Dr. Sharma explained that any new scale to define tribes in India will have to consider a host of characteristics. “It may not have to be restricted to just five. It could be as many as 150 indicators,” he said, adding that any such tool, provided consensus is reached, “would be a better instrument” to classify communities.
“When an ethnographic report (ER) is prepared to assess claims of inclusion, some guidelines must be there. Then, officials doing the ER can keep in mind what is required,” he said.
Focus on social institutions
India currently lists more than 756 entries in the list of Scheduled Tribes. Since the last Census was conducted in 2011, at least 27 communities have been added to the ST list – five as main entries and 22 as sub-entries – even as hundreds of other communities seek to be added to the list, these demands leading to inter-community conflicts in some cases.
This move has come even as tribal outfits across the country, including the Sangh Parivar’s Akhil Bharatiya Vanvasi Kalyan Parishad, have pressed for stricter application of the Lokur Committee criteria for inclusions on the list.
Now, instead of looking at the traits as set out by the Lokur Committee — derisively described in academic circles as a “committee of bureaucrats” — scholars, experts, and officials are thinking about creating indicators, both tangible and intangible, that can be “instinctively” agreed upon as “tribal”. And this time, the focus is on social institutions like marriage, kinship, classification of relatives, rituals in practice, language, and the “materiality of cultural indicators”, including headgear or weaponry.
Civilisational approach
In building such a tool, Dr.

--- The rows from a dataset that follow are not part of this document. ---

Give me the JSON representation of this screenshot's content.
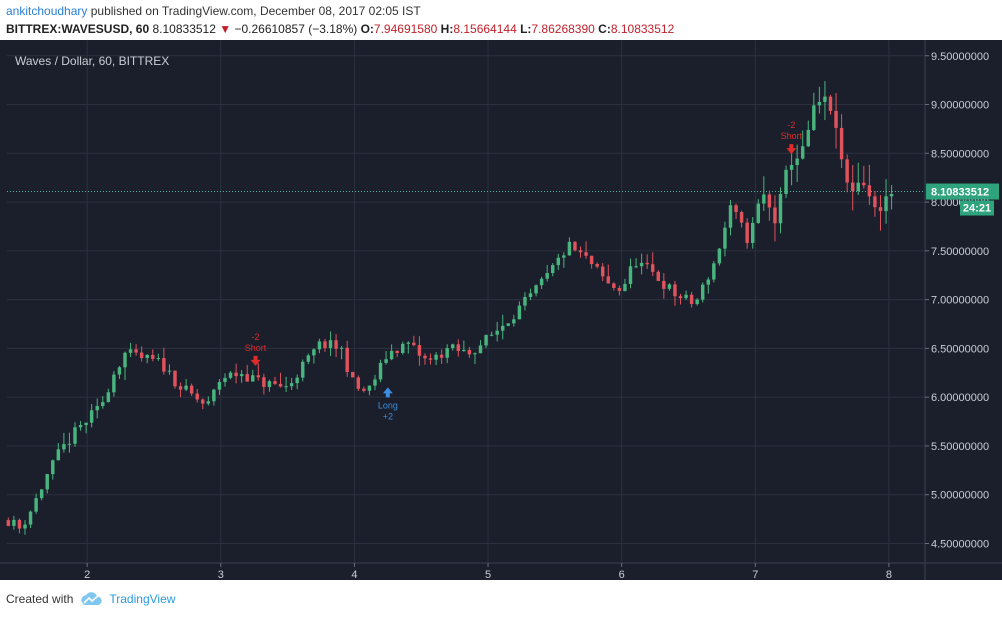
{
  "header": {
    "username": "ankitchoudhary",
    "published_text": " published on TradingView.com, December 08, 2017 02:05 IST"
  },
  "ohlc_bar": {
    "symbol": "BITTREX:WAVESUSD, 60",
    "last": "8.10833512",
    "change": "−0.26610857 (−3.18%)",
    "o_label": "O:",
    "o_value": "7.94691580",
    "h_label": "H:",
    "h_value": "8.15664144",
    "l_label": "L:",
    "l_value": "7.86268390",
    "c_label": "C:",
    "c_value": "8.10833512"
  },
  "footer": {
    "created_with": "Created with",
    "brand": "TradingView"
  },
  "colors": {
    "background": "#1b1f2b",
    "grid": "#2c3140",
    "up": "#48b57e",
    "down": "#e0535d",
    "price_line": "#4fb6a0",
    "price_tag": "#2ea37c",
    "signal_short": "#e02b2b",
    "signal_long": "#3a8de0"
  },
  "chart_data": {
    "type": "candlestick",
    "title": "Waves / Dollar, 60, BITTREX",
    "x_ticks": [
      "2",
      "3",
      "4",
      "5",
      "6",
      "7",
      "8"
    ],
    "y_ticks": [
      "4.50000000",
      "5.00000000",
      "5.50000000",
      "6.00000000",
      "6.50000000",
      "7.00000000",
      "7.50000000",
      "8.00000000",
      "8.50000000",
      "9.00000000",
      "9.50000000"
    ],
    "ylim": [
      4.3,
      9.6
    ],
    "x_range": [
      1.4,
      8.27
    ],
    "current_price": "8.10833512",
    "countdown": "24:21",
    "current_value": 8.108,
    "price_path": [
      [
        1.4,
        4.75
      ],
      [
        1.5,
        4.65
      ],
      [
        1.6,
        4.9
      ],
      [
        1.7,
        5.2
      ],
      [
        1.8,
        5.45
      ],
      [
        1.95,
        5.7
      ],
      [
        2.1,
        5.9
      ],
      [
        2.2,
        6.25
      ],
      [
        2.28,
        6.45
      ],
      [
        2.4,
        6.4
      ],
      [
        2.55,
        6.35
      ],
      [
        2.7,
        6.1
      ],
      [
        2.9,
        5.9
      ],
      [
        3.0,
        6.2
      ],
      [
        3.15,
        6.25
      ],
      [
        3.3,
        6.15
      ],
      [
        3.5,
        6.1
      ],
      [
        3.6,
        6.3
      ],
      [
        3.75,
        6.55
      ],
      [
        3.9,
        6.5
      ],
      [
        4.0,
        6.1
      ],
      [
        4.1,
        6.05
      ],
      [
        4.25,
        6.45
      ],
      [
        4.4,
        6.55
      ],
      [
        4.55,
        6.35
      ],
      [
        4.7,
        6.5
      ],
      [
        4.85,
        6.45
      ],
      [
        5.0,
        6.6
      ],
      [
        5.15,
        6.8
      ],
      [
        5.3,
        7.0
      ],
      [
        5.45,
        7.25
      ],
      [
        5.6,
        7.55
      ],
      [
        5.75,
        7.4
      ],
      [
        5.9,
        7.15
      ],
      [
        6.0,
        7.1
      ],
      [
        6.1,
        7.4
      ],
      [
        6.25,
        7.25
      ],
      [
        6.4,
        7.05
      ],
      [
        6.55,
        6.95
      ],
      [
        6.7,
        7.4
      ],
      [
        6.82,
        7.95
      ],
      [
        6.95,
        7.6
      ],
      [
        7.05,
        8.1
      ],
      [
        7.15,
        7.8
      ],
      [
        7.25,
        8.4
      ],
      [
        7.35,
        8.5
      ],
      [
        7.45,
        9.0
      ],
      [
        7.55,
        9.05
      ],
      [
        7.62,
        8.6
      ],
      [
        7.7,
        8.1
      ],
      [
        7.8,
        8.25
      ],
      [
        7.9,
        7.9
      ],
      [
        8.02,
        8.1
      ]
    ],
    "signals": [
      {
        "label": "Short",
        "value": "-2",
        "x": 3.26,
        "price": 6.28,
        "dir": "short"
      },
      {
        "label": "Long",
        "value": "+2",
        "x": 4.25,
        "price": 6.1,
        "dir": "long"
      },
      {
        "label": "Short",
        "value": "-2",
        "x": 7.27,
        "price": 8.45,
        "dir": "short"
      }
    ]
  }
}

Sharma said that India will be able to also account for how communities like to see themselves as opposed to how they have been studied for long – as the “other”. S.M. Patnaik, who heads Delhi University’s Anthropology Department and also participated in the roundtable, added that there was a need to move from the “evolutionary” approach used in places like Australia and China to a more “historical or civilisational” approach.

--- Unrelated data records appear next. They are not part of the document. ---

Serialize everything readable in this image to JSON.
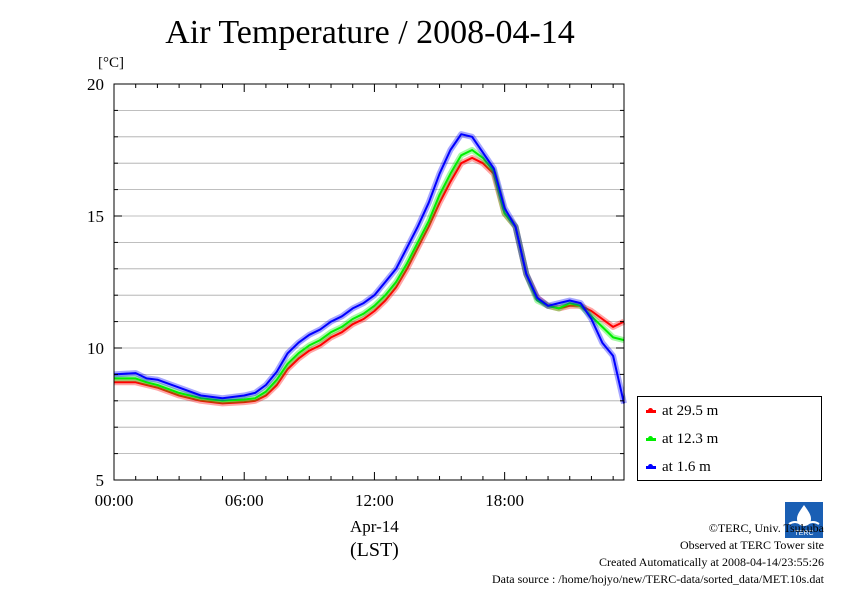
{
  "header": {
    "title": "Air Temperature / 2008-04-14",
    "unit_label": "[°C]"
  },
  "colors": {
    "series_29_5": "#ff0000",
    "series_12_3": "#00ee00",
    "series_1_6": "#0000ff",
    "grid": "#aaaaaa"
  },
  "chart_data": {
    "type": "line",
    "title": "Air Temperature / 2008-04-14",
    "ylabel": "[°C]",
    "xlabel": "Apr-14 (LST)",
    "x_units": "hours",
    "xlim": [
      0,
      23.5
    ],
    "ylim": [
      5,
      20
    ],
    "yticks": [
      5,
      10,
      15,
      20
    ],
    "xticks": [
      {
        "value": 0,
        "label": "00:00"
      },
      {
        "value": 6,
        "label": "06:00"
      },
      {
        "value": 12,
        "label": "12:00"
      },
      {
        "value": 18,
        "label": "18:00"
      }
    ],
    "date_label": "Apr-14",
    "tz_label": "(LST)",
    "grid": true,
    "legend_position": "right",
    "series": [
      {
        "name": "at 29.5 m",
        "color": "#ff0000",
        "x": [
          0,
          1,
          1.5,
          2,
          3,
          4,
          5,
          6,
          6.5,
          7,
          7.5,
          8,
          8.5,
          9,
          9.5,
          10,
          10.5,
          11,
          11.5,
          12,
          12.5,
          13,
          13.5,
          14,
          14.5,
          15,
          15.5,
          16,
          16.5,
          17,
          17.5,
          18,
          18.5,
          19,
          19.5,
          20,
          20.5,
          21,
          21.5,
          22,
          22.5,
          23,
          23.5
        ],
        "y": [
          8.7,
          8.7,
          8.6,
          8.5,
          8.2,
          8.0,
          7.9,
          7.95,
          8.0,
          8.2,
          8.6,
          9.2,
          9.6,
          9.9,
          10.1,
          10.4,
          10.6,
          10.9,
          11.1,
          11.4,
          11.8,
          12.3,
          13.0,
          13.8,
          14.6,
          15.5,
          16.3,
          17.0,
          17.2,
          17.0,
          16.6,
          15.1,
          14.6,
          12.8,
          11.9,
          11.6,
          11.5,
          11.6,
          11.6,
          11.4,
          11.1,
          10.8,
          11.0
        ]
      },
      {
        "name": "at 12.3 m",
        "color": "#00ee00",
        "x": [
          0,
          1,
          1.5,
          2,
          3,
          4,
          5,
          6,
          6.5,
          7,
          7.5,
          8,
          8.5,
          9,
          9.5,
          10,
          10.5,
          11,
          11.5,
          12,
          12.5,
          13,
          13.5,
          14,
          14.5,
          15,
          15.5,
          16,
          16.5,
          17,
          17.5,
          18,
          18.5,
          19,
          19.5,
          20,
          20.5,
          21,
          21.5,
          22,
          22.5,
          23,
          23.5
        ],
        "y": [
          8.85,
          8.85,
          8.7,
          8.6,
          8.3,
          8.1,
          8.0,
          8.05,
          8.1,
          8.35,
          8.8,
          9.4,
          9.8,
          10.1,
          10.3,
          10.6,
          10.8,
          11.1,
          11.3,
          11.6,
          12.0,
          12.5,
          13.2,
          14.0,
          14.8,
          15.8,
          16.6,
          17.3,
          17.5,
          17.2,
          16.7,
          15.1,
          14.6,
          12.8,
          11.8,
          11.6,
          11.5,
          11.7,
          11.6,
          11.2,
          10.8,
          10.4,
          10.3
        ]
      },
      {
        "name": "at 1.6 m",
        "color": "#0000ff",
        "x": [
          0,
          1,
          1.5,
          2,
          3,
          4,
          5,
          6,
          6.5,
          7,
          7.5,
          8,
          8.5,
          9,
          9.5,
          10,
          10.5,
          11,
          11.5,
          12,
          12.5,
          13,
          13.5,
          14,
          14.5,
          15,
          15.5,
          16,
          16.5,
          17,
          17.5,
          18,
          18.5,
          19,
          19.5,
          20,
          20.5,
          21,
          21.5,
          22,
          22.5,
          23,
          23.5
        ],
        "y": [
          9.0,
          9.05,
          8.85,
          8.8,
          8.5,
          8.2,
          8.1,
          8.2,
          8.3,
          8.6,
          9.1,
          9.8,
          10.2,
          10.5,
          10.7,
          11.0,
          11.2,
          11.5,
          11.7,
          12.0,
          12.5,
          13.0,
          13.8,
          14.6,
          15.5,
          16.6,
          17.5,
          18.1,
          18.0,
          17.4,
          16.8,
          15.3,
          14.6,
          12.8,
          11.9,
          11.6,
          11.7,
          11.8,
          11.7,
          11.1,
          10.2,
          9.7,
          7.9
        ]
      }
    ]
  },
  "legend": {
    "items": [
      {
        "label": "at 29.5 m",
        "color": "#ff0000"
      },
      {
        "label": "at 12.3 m",
        "color": "#00ee00"
      },
      {
        "label": "at 1.6 m",
        "color": "#0000ff"
      }
    ]
  },
  "footer": {
    "copyright": "©TERC, Univ. Tsukuba",
    "observed": "Observed at TERC Tower site",
    "created": "Created Automatically at 2008-04-14/23:55:26",
    "source": "Data source : /home/hojyo/new/TERC-data/sorted_data/MET.10s.dat",
    "logo_text": "TERC"
  }
}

“India has a history of forests as a place to go and seek knowledge from. There is evidence of co-existence with such communities without an oppressing or colonial relationship with the other communities around them,” Professor Patnaik said, adding that the academic community and the policymaking community must “bridge the gap” in their respective understanding of how to define “tribes”.
No change for six decades
While participants at the roundtable discussion told The Hindu that this was “just the beginning” of changing how India understands classification of communities as “tribes”, successive national commissions set up by the Union government since Independence have tried and failed to come up with a watertight set of criteria that solves classification problems.
The last time an attempt was made to change the criteria for ST status from within the government was when a task force was formed under the leadership of then-Tribal Affairs Secretary Hrusikesh Panda. This task force recommended changing the criteria set by the Lokur Committee in a 2014 report, just as the first Narendra Modi-led government was taking charge. Eight years after the Panda task force’s report, the government declared that it had decided to continue with the Lokur Committee’s criteria instead.
The three-day Indian Anthropology Congress was organised by the Union Culture Ministry’s AnSI along with the National Confederation and Academy of Anthropologists last month. Chaired by NCST member Nirupam Chakma and convened by the AnSI director, the roundtable brought together top faculty members from the anthropology departments of more than 11 universities and institutes, experts, and senior NCST officials.